Apresentado como um benefício, o Uber Chip é uma parceria com a Surf Telecom, uma operadora móvel virtual (MVNO). O plano tem algumas vantagens especiais. Não cobra nada durante o uso do Uber Driver, aplicativo da empresa para motoristas e entregadores. Uso de WhatsApp e Waze é ilimitado e tem ainda 9 GB de Internet/mês. O preço varia de acordo com a pontuação de cada motorista no programa de fidelidade da empresa. Vai ficar entre R$ 20,00 e R$ 35,00/mês. Outro benefício é o Uber Conta, em parceria com o banco Digio. Quem aderir, passa a receber o dinheiro na conta imediatamente após cada corrida. Não precisa esperar uma semana, como acontece hoje. Tem direito a uma certa quantidade de saques nos caixas do Banco 24 horas e TEDs. A exemplo da própria empresa, os benefícios são todos virtuais, não têm instalações físicas para atendimento de clientes.

Embora ninguém esteja falando em bisbilhotagem da empresa na vida de seus motoristas, é claro que essa proximidade acaba constrangendo mais ainda os parceiros que pensarem em receber “por fora”, corridas trazidas pelo Uber. A estratégia tende a aumentar o contingente de parceiros pelo mundo e, como consequência, novas possibilidades de negócio para a empresa nesse mercado em particular.  Esses benefícios estariam sendo lançados experimentalmente em São Paulo, para depois serem oferecidos em outras cidades do Brasil e do mundo.

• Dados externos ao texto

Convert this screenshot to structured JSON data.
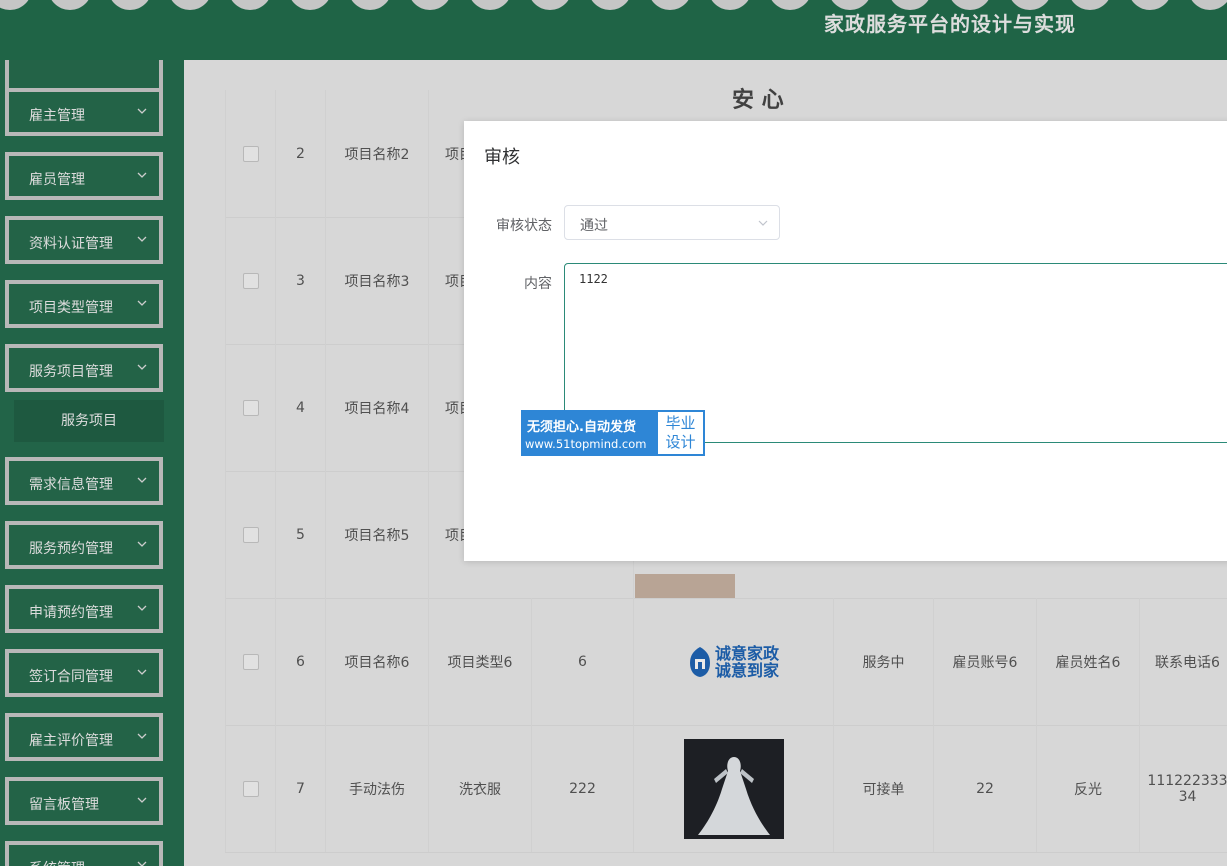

Sistemas de gestão desse tipo estão crescendo, mudando a mobilidade urbana, o mercado automotivo, as alternativas para o mercado de trabalho. Uma presença admirável nas atividades econômicas, principalmente se considerar o pouco tempo de existência. Por fim, é importante destacar o principal apelo deles: o menor preço. Em nome desse paradigma, muitas empresas tradicionais estão desaparecendo. Desde grandes magazines até carrinho de cachorro quente. O apelo do menor preço deve “ser testado” até encontrar um limite. E se um dia chegar a isso, ninguém sabe quais serão as consequências.